Flexible sigmoidoscopy: This is similar to a colonoscopy, but it reaches only the lower third of the colon.
Double contrast barium enema: A liquid containing barium is put into your rectum, and then your colon is X-rayed. The liquid makes it easier to see your colon and rectum on an X-ray and helps show potential abnormalities.
Fecal occult blood test (FOBT) or fecal immunochemical test (FIT): These tests detect blood in the stool. Using a test kit from your provider, you will provide a small amount of stool, which is then tested.
Stool DNA tests: You’ll provide a stool sample, which is mailed to a lab that tests for DNA changes that might indicate cancer.

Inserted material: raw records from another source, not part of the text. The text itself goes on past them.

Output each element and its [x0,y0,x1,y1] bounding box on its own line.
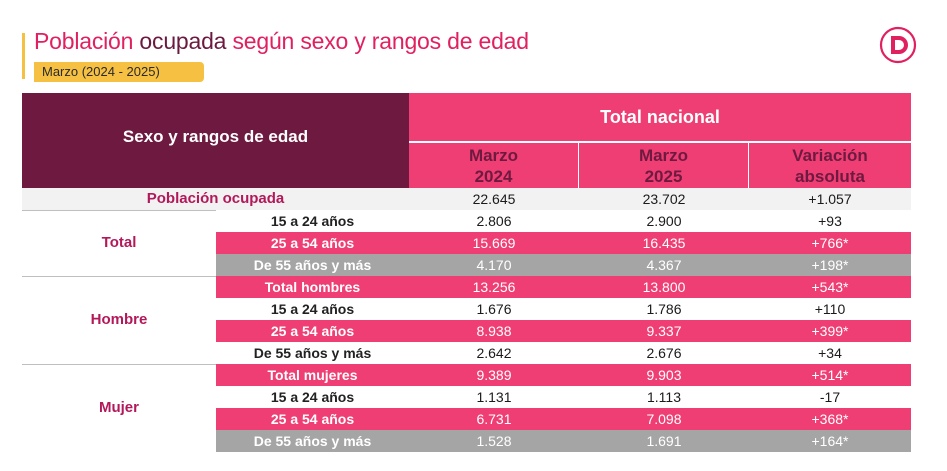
col-header-variation: Variación absoluta [749,141,911,188]
cell-2024: 15.669 [472,235,516,251]
group-label-mujer: Mujer [98,399,139,416]
cell-2024: 1.131 [476,389,512,405]
cell-2025: 9.903 [646,367,682,383]
cell-2024: 1.528 [476,433,512,449]
table-row: De 55 años y más 4.170 4.367 +198* [22,254,911,276]
cell-variation: +514* [811,367,849,383]
table-row: Total mujeres 9.389 9.903 +514* [22,364,911,386]
title-part-2: ocupada [139,28,227,54]
cell-2024: 1.676 [476,301,512,317]
row-label: 15 a 24 años [270,213,355,229]
cell-variation: +164* [811,433,849,449]
cell-2025: 2.676 [646,345,682,361]
cell-2025: 9.337 [646,323,682,339]
cell-variation: -17 [819,389,841,405]
cell-2025: 7.098 [646,411,682,427]
row-label: Total mujeres [267,367,358,383]
row-label: Población ocupada [146,190,285,207]
cell-variation: +368* [811,411,849,427]
cell-2024: 8.938 [476,323,512,339]
table-row: De 55 años y más 2.642 2.676 +34 [22,342,911,364]
table-row: Total hombres 13.256 13.800 +543* [22,276,911,298]
title-accent-bar [22,33,25,79]
group-header: Total nacional [409,93,911,141]
cell-2024: 9.389 [476,367,512,383]
cell-2025: 1.691 [646,433,682,449]
period-badge: Marzo (2024 - 2025) [34,62,204,82]
row-label: 25 a 54 años [270,235,355,251]
row-label: 15 a 24 años [270,301,355,317]
row-label: De 55 años y más [253,257,372,273]
cell-variation: +34 [818,345,842,361]
table-row: Hombre 15 a 24 años 1.676 1.786 +110 [22,298,911,328]
cell-2024: 2.806 [476,213,512,229]
cell-variation: +93 [818,213,842,229]
row-label: 25 a 54 años [270,323,355,339]
cell-2024: 4.170 [476,257,512,273]
group-divider [22,210,216,211]
page-title: Población ocupada según sexo y rangos de… [34,28,529,55]
cell-2025: 1.113 [647,389,681,405]
title-part-3: según sexo y rangos de edad [232,28,529,54]
cell-variation: +399* [811,323,849,339]
cell-variation: +543* [811,279,849,295]
table-header: Sexo y rangos de edad Total nacional Mar… [22,93,911,188]
row-label: 15 a 24 años [270,389,355,405]
group-divider [22,364,216,365]
row-label: 25 a 54 años [270,411,355,427]
col-header-2024: Marzo 2024 [409,141,579,188]
cell-2024: 13.256 [472,279,516,295]
cell-variation: +766* [811,235,849,251]
cell-2024: 6.731 [476,411,512,427]
table-row: 25 a 54 años 8.938 9.337 +399* [22,320,911,342]
row-label: De 55 años y más [253,345,372,361]
table-row: Población ocupada 22.645 23.702 +1.057 [22,188,911,210]
row-label: De 55 años y más [253,433,372,449]
table-row: Mujer 15 a 24 años 1.131 1.113 -17 [22,386,911,416]
cell-2024: 2.642 [476,345,512,361]
table-row: 15 a 24 años 2.806 2.900 +93 [22,210,911,232]
col-header-2025: Marzo 2025 [579,141,749,188]
table-row: 25 a 54 años 6.731 7.098 +368* [22,408,911,430]
table-row: Total 25 a 54 años 15.669 16.435 +766* [22,232,911,254]
cell-2025: 2.900 [646,213,682,229]
row-label: Total hombres [264,279,361,295]
cell-2025: 16.435 [642,235,686,251]
group-label-hombre: Hombre [90,311,148,328]
group-divider [22,276,216,277]
row-label-header: Sexo y rangos de edad [22,93,409,188]
table-row: De 55 años y más 1.528 1.691 +164* [22,430,911,452]
cell-variation: +110 [814,301,846,317]
cell-2025: 1.786 [646,301,682,317]
cell-2025: 23.702 [642,191,686,207]
employment-table: Sexo y rangos de edad Total nacional Mar… [22,93,911,452]
cell-2025: 4.367 [646,257,682,273]
title-part-1: Población [34,28,134,54]
cell-variation: +198* [811,257,849,273]
group-label-total: Total [101,234,137,251]
cell-2025: 13.800 [642,279,686,295]
cell-variation: +1.057 [808,191,852,207]
d-logo-icon [879,26,917,64]
cell-2024: 22.645 [472,191,516,207]
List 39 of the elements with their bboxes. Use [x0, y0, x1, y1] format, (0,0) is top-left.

How often a person gets screenings, and which ones should be given, depend on a person’s likelihood of getting colon cancer. Those at high risk have:
- History of colorectal cancer or precancerous polyps.
- History of inflammatory bowel disease such as ulcerative colitis or Crohn’s disease.
- Family history of colorectal cancer or polyps.
- Family history of hereditary colorectal cancer syndrome.
Those at high risk should talk with their doctor about a personalized testing schedule; they might need to be tested before age 50 and be tested more often.
For those not at a high risk, screening should begin at age 50. The American Cancer Society recommends:
- A colonoscopy every 10 years; or CT colonography, flexible sigmoidoscopy or double-contrast barium enema every five years.
- A fecal test every year, or a fecal DNA test every three years.